Berbagai kasus pemerkosaan yang telah terjadi menunjukkan betapa besarnya efek yang ditimbulkan akibat melihat tontonan pornografi oleh generasi muda. Pornografi telah merusak generasi. Mereka tega melakukan perbuatan keji hingga melakukan pembunuhan, bahkan dengan bangga menunjukkan tindakannya kepada temannya. Dan tidak ada rasa malu atau takut yang hadir akibat perbuatannya itu.
Paparan pornografi terhadap generasi muda juga luar biasa besar. Menurut Femmy Eka Kartika Putri, Deputi Bidang Koordinasi Peningkatan Kualitas Anak, Perempuan, dan Pemuda Kementerian Koordinator Bidang Pembangunan Manusia dan Kebudayaan, pada tahun 2022, sekitar 97% anak Indonesia telah terpapar pornografi. Sementara itu, menurut Survei Nasional Pengalaman Hidup Anak dan Remaja (SNPHAR) yang dilakukan pada 2021 oleh Kementerian Pemberdayaan Perempuan dan Perlindungan Anak (Kemen PPPA), 66,6% anak laki-laki dan 62,3% anak perempuan di Indonesia menonton pornografi melalui media online.
Selain memiliki akses ke pornografi, anak-anak juga lebih rentan menjadi korban kejahatan pornografi. Menurut KPAI, dalam tiga tahun terakhir, Indonesia telah mengalami krisis pornografi anak. Kementerian Komunikasi dan Informatika menemukan 9.228 kasus pornografi terhadap anak dari tahun 2016 hingga 2024. Di sisi lain, laporan National Center for Missing and Exploited Children dari tahun 2024 menunjukkan bahwa selama 4 tahun, terdapat 5.566.015 konten pornografi anak di Indonesia.
Sangat jelas bahwa kecanduan pornografi merusak generasi karena menyebabkan gangguan perkembangan otak, emosi, dan kemampuan bersosialisasi yang buruk.
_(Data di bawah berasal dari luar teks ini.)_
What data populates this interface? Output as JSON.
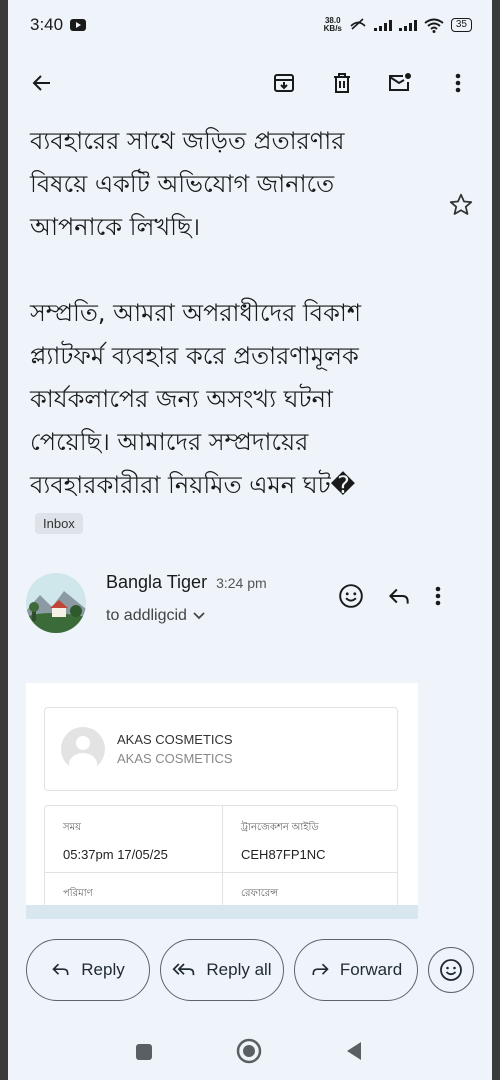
{
  "status": {
    "time": "3:40",
    "net_speed_value": "38.0",
    "net_speed_unit": "KB/s",
    "battery": "35"
  },
  "appbar": {
    "back": "back-arrow-icon",
    "archive": "archive-icon",
    "delete": "trash-icon",
    "mark_unread": "mail-unread-icon",
    "more": "more-vert-icon"
  },
  "email": {
    "body_text": "ব্যবহারের সাথে জড়িত প্রতারণার\nবিষয়ে একটি অভিযোগ জানাতে\nআপনাকে লিখছি।\n\nসম্প্রতি, আমরা অপরাধীদের বিকাশ\nপ্ল্যাটফর্ম ব্যবহার করে প্রতারণামূলক\nকার্যকলাপের জন্য অসংখ্য ঘটনা\nপেয়েছি। আমাদের সম্প্রদায়ের\nব্যবহারকারীরা নিয়মিত এমন ঘট�",
    "label": "Inbox"
  },
  "message": {
    "sender": "Bangla Tiger",
    "time": "3:24 pm",
    "recipient": "to addligcid"
  },
  "receipt": {
    "merchant_title": "AKAS COSMETICS",
    "merchant_subtitle": "AKAS COSMETICS",
    "time_label": "সময়",
    "time_value": "05:37pm 17/05/25",
    "txn_label": "ট্রানজেকশন আইডি",
    "txn_value": "CEH87FP1NC",
    "amount_label": "পরিমাণ",
    "ref_label": "রেফারেন্স"
  },
  "actions": {
    "reply": "Reply",
    "reply_all": "Reply all",
    "forward": "Forward"
  },
  "colors": {
    "background": "#eef4f9",
    "text": "#1a1a1a"
  }
}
Anak-anak yang sering menonton pornografi akan menghasilkan dopamin yang membanjiri prefrontal cortex, yang merupakan pusat kepribadian. Akibatnya, anak-anak mengalami kesulitan mengambil keputusan, kurangnya kepercayaan diri, kurangnya daya imajinasi, kesulitan merencanakan masa depan, dan kesulitan membedakan baik dan buruk.
Pornografi juga menghasilkan efek kerusakan yang sangat serius. Pornografi membuat tindak pergaulan bebas merebak yang berdampak pada tinnginya kasus kehamilan yang tidak diinginkan. Hal ini menyebabkan terjadinya peningkatan pada pernikahan dini, permohonan dispensasi nikah, perceraian, hingga aborsi. Selain itu, pornografi juga berkontribusi pada tindakan kriminal seperti pemerkosaan dan pembunuhan, seperti yang terjadi di Palembang.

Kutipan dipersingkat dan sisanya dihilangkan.